By now you will have noticed the central design motif of the building, which is this odd stepped stripe thing that repeatedly cuts through the surface of the dark, lifeless glass. What is this pattern? Is it supposed to be chevrons? Clearly not, because modern architecture is capable of creating clean, sharp chevrons in glass and steel; if that was the plan it would not need to be chunky and pixellated like this. Is it meant to look as janky as it does? The shape is uneven and misaligned, there are thin bits and thick bits, it looks like the outlines were drawn with Microsoft Paint. Yet in a sense it does not matter what it is meant to be or resemble, because the actual image this building accidentally creates, the motif we subconsciously register when viewing this contextless structure, is clear: it is an Escherian staircase.

This endless, aimless staircase wraps around the Amazon building over and over again, showing the people outside and the people inside that the grind is eternal and always uphill. The bleakest metaphor for human effort, plastered on a big glass effigy to capitalism and consumption. I mean, it’s a perfect fit, Jeff Bezos, but did you have to make it that obvious?

At night, the building is dark. An occasional fluorescent tube light beams through a single window, and the bottom flange is lit by feeble spotlights, but the building at large is unilluminated. At dusk it is therefore nothing but a big black middle finger jutting out of the quirky, ramshackle skyline of Friedrichshain. Its shadow is an enormous, flat, black bar without flair or dimension – as if part of the sky was accidentally deleted. A skyscraper should have a sense of drama and cosmopolitan excitement, it should be imposingly aspirational during the day and a gleaming sword to the heavens at night. This is just a lump. Are you proud of your lump, Jeff Bezos?

One final thing, Jeff Bezos.

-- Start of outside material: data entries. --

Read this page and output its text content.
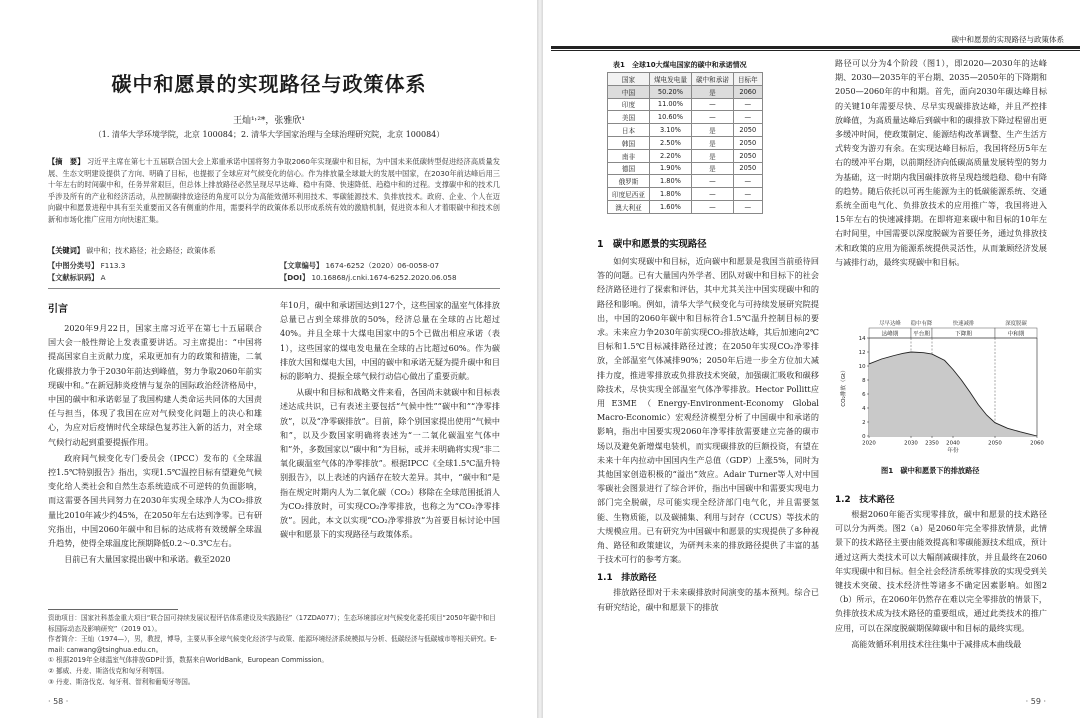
碳中和愿景的实现路径与政策体系
王灿¹˒²*，张雅欣¹
（1. 清华大学环境学院，北京 100084；2. 清华大学国家治理与全球治理研究院，北京 100084）
【摘　要】 习近平主席在第七十五届联合国大会上郑重承诺中国将努力争取2060年实现碳中和目标，为中国未来低碳转型促进经济高质量发展、生态文明建设提供了方向、明确了目标，也提振了全球应对气候变化的信心。作为排放量全球最大的发展中国家，在2030年前达峰后用三十年左右的时间碳中和，任务异常艰巨，但总体上排放路径必然呈现尽早达峰、稳中有降、快速降低、趋稳中和的过程。支撑碳中和的技术几乎涉及所有的产业和经济活动，从控制碳排放途径的角度可以分为高能效循环利用技术、零碳能源技术、负排放技术。政府、企业、个人在迈向碳中和愿景进程中具有至关重要而又各有侧重的作用，需要科学的政策体系以形成系统有效的激励机制，促进资本和人才着眼碳中和技术创新和市场化推广应用方向快速汇集。
【关键词】 碳中和；技术路径；社会路径；政策体系
【中图分类号】 F113.3
【文献标识码】 A
【文章编号】 1674-6252（2020）06-0058-07
【DOI】 10.16868/j.cnki.1674-6252.2020.06.058
引言

2020年9月22日，国家主席习近平在第七十五届联合国大会一般性辩论上发表重要讲话。习主席提出：“中国将提高国家自主贡献力度，采取更加有力的政策和措施，二氧化碳排放力争于2030年前达到峰值，努力争取2060年前实现碳中和。”在新冠肺炎疫情与复杂的国际政治经济格局中，中国的碳中和承诺彰显了我国构建人类命运共同体的大国责任与担当，体现了我国在应对气候变化问题上的决心和雄心，为应对后疫情时代全球绿色复苏注入新的活力，对全球气候行动起到重要提振作用。

政府间气候变化专门委员会（IPCC）发布的《全球温控1.5℃特别报告》指出，实现1.5℃温控目标有望避免气候变化给人类社会和自然生态系统造成不可逆转的负面影响，而这需要各国共同努力在2030年实现全球净人为CO₂排放量比2010年减少约45%，在2050年左右达到净零。已有研究指出，中国2060年碳中和目标的达成将有效缓解全球温升趋势，使得全球温度比预期降低0.2～0.3℃左右。

目前已有大量国家提出碳中和承诺。截至2020

年10月，碳中和承诺国达到127个，这些国家的温室气体排放总量已占到全球排放的50%，经济总量在全球的占比超过40%。并且全球十大煤电国家中的5个已做出相应承诺（表1），这些国家的煤电发电量在全球的占比超过60%。作为碳排放大国和煤电大国，中国的碳中和承诺无疑为提升碳中和目标的影响力、提振全球气候行动信心做出了重要贡献。

从碳中和目标和战略文件来看，各国尚未就碳中和目标表述达成共识，已有表述主要包括“气候中性”“碳中和”“净零排放”，以及“净零碳排放”。目前，除个别国家提出使用“气候中和”，以及少数国家明确将表述为“一二氧化碳温室气体中和”外，多数国家以“碳中和”为目标，或并未明确将实现“非二氧化碳温室气体的净零排放”。根据IPCC《全球1.5℃温升特别报告》，以上表述的内涵存在较大差异。其中，“碳中和”是指在规定时期内人为二氧化碳（CO₂）移除在全球范围抵消人为CO₂排放时，可实现CO₂净零排放，也称之为“CO₂净零排放”。因此，本文以实现“CO₂净零排放”为首要目标讨论中国碳中和愿景下的实现路径与政策体系。

资助项目：国家社科基金重大项目“联合国可持续发展议程评估体系建设及实践路径”（17ZDA077）；生态环境部应对气候变化委托项目“2050年碳中和目标国际动态及影响研究”（2019 01）。
作者简介：王灿（1974—），男，教授，博导，主要从事全球气候变化经济学与政策、能源环境经济系统模拟与分析、低碳经济与低碳城市等相关研究。E-mail: canwang@tsinghua.edu.cn。
① 根据2019年全球温室气体排放GDP计算，数据来自WorldBank，European Commission。
② 挪威、丹麦、斯洛伐克和匈牙利等国。
③ 丹麦、斯洛伐克、匈牙利、智利和葡萄牙等国。
· 58 ·
碳中和愿景的实现路径与政策体系
表1　全球10大煤电国家的碳中和承诺情况
国家	煤电发电量	碳中和承诺	目标年
中国	50.20%	是	2060
印度	11.00%	—	—
美国	10.60%	—	—
日本	3.10%	是	2050
韩国	2.50%	是	2050
南非	2.20%	是	2050
德国	1.90%	是	2050
俄罗斯	1.80%	—	—
印度尼西亚	1.80%	—	—
澳大利亚	1.60%	—	—
1　碳中和愿景的实现路径

如何实现碳中和目标，近向碳中和愿景是我国当前亟待回答的问题。已有大量国内外学者、团队对碳中和目标下的社会经济路径进行了探索和评估，其中尤其关注中国实现碳中和的路径和影响。例如，清华大学气候变化与可持续发展研究院提出，中国的2060年碳中和目标符合1.5℃温升控制目标的要求。未来应力争2030年前实现CO₂排放达峰，其后加速向2℃目标和1.5℃目标减排路径过渡；在2050年实现CO₂净零排放，全部温室气体减排90%；2050年后进一步全方位加大减排力度，推进零排放或负排放技术突破，加强碳汇吸收和碳移除技术，尽快实现全部温室气体净零排放。Hector Pollitt应用E3ME（Energy-Environment-Economy Global Macro-Economic）宏观经济模型分析了中国碳中和承诺的影响，指出中国要实现2060年净零排放需要建立完备的碳市场以及避免新增煤电装机，而实现碳排放的巨额投资，有望在未来十年内拉动中国国内生产总值（GDP）上涨5%，同时为其他国家创造积极的“溢出”效应。Adair Turner等人对中国零碳社会图景进行了综合评价，指出中国碳中和需要实现电力部门完全脱碳，尽可能实现全经济部门电气化，并且需要氢能、生物质能，以及碳捕集、利用与封存（CCUS）等技术的大规模应用。已有研究为中国碳中和愿景的实现提供了多种视角、路径和政策建议，为研判未来的排放路径提供了丰富的基于技术可行的参考方案。

1.1　排放路径

排放路径即对于未来碳排放时间演变的基本预判。综合已有研究结论，碳中和愿景下的排放

路径可以分为4个阶段（图1），即2020—2030年的达峰期、2030—2035年的平台期、2035—2050年的下降期和2050—2060年的中和期。首先，面向2030年碳达峰目标的关键10年需要尽快、尽早实现碳排放达峰，并且严控排放峰值，为高质量达峰后到碳中和的碳排放下降过程留出更多缓冲时间，使政策制定、能源结构改革调整、生产生活方式转变为游刃有余。在实现达峰目标后，我国将经历5年左右的缓冲平台期，以前期经济向低碳高质量发展转型的努力为基础，这一时期内我国碳排放将呈现趋缓趋稳、稳中有降的趋势。随后依托以可再生能源为主的低碳能源系统、交通系统全面电气化、负排放技术的应用推广等，我国将进入15年左右的快速减排期。在即将迎来碳中和目标的10年左右时间里，中国需要以深度脱碳为首要任务，通过负排放技术和政策的应用为能源系统提供灵活性，从而兼顾经济发展与减排行动，最终实现碳中和目标。

达峰期
尽早达峰
平台期
稳中有降
下降期
快速减排
中和期
深度脱碳
0
2
4
6
8
10
12
14
2020	2030 2350 2040	2050	2060
年份
CO₂排放（Gt）
图1　碳中和愿景下的排放路径
1.2　技术路径

根据2060年能否实现零排放，碳中和愿景的技术路径可以分为两类。图2（a）是2060年完全零排放情景，此情景下的技术路径主要由能效提高和零碳能源技术组成，预计通过这两大类技术可以大幅削减碳排放，并且最终在2060年实现碳中和目标。但全社会经济系统零排放的实现受到关键技术突破、技术经济性等诸多不确定因素影响。如图2（b）所示，在2060年仍然存在难以完全零排放的情景下，负排放技术成为技术路径的重要组成，通过此类技术的推广应用，可以在深度脱碳期保障碳中和目标的最终实现。

高能效循环利用技术往往集中于减排成本曲线最

· 59 ·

The sculpture. In front of the Amazon Tower there is a piece of ‘art’: a 23-metre-tall block of black concrete with a shopping cart half-embedded in it at the top. Like the tower, this too looms over the innocent people who are just trying to enjoy their free time with as little dystopian dread as possible. This ‘art’ is doing its best to prevent that. Firstly: it is in the way. It is blocking people’s path to the places they are trying to get to. Secondly, it is a shopping cart stuck in concrete. What narrative are we meant to read here? Is it about the entrapment of the human mind in consumer culture? Is it about placing consumerism on the highest possible pedestal, enshrining it there permanently, unable to be dethroned by the hand of the common man? Why are you confronting us with such bleak imagery once again, Jeff Bezos? And, Jeff Bezos, did you realise that this ‘art’ could also be read as a gravestone, signalling the death of Big Shopping? It is a shopping cart STUCK IN CONCRETE. Its progress is forever halted; it will never be wheeled along an aisle, never filled. It looks stupid, it is at a wonky angle, it (consumerism?; perhaps Amazon itself?) is not willing to admit that it is weak and laughable. Many people have vandalised and thrown paint on this ghastly concrete block. People don’t like it. People don’t like the tower, either. The tower tells us without words everything we need to know about you, Jeff Bezos. Maybe in that way it is a huge success. Just a shame, really, that it’s in our lovely neighbourhood. Is there anyway it could be relocated – to up your arse, perhaps?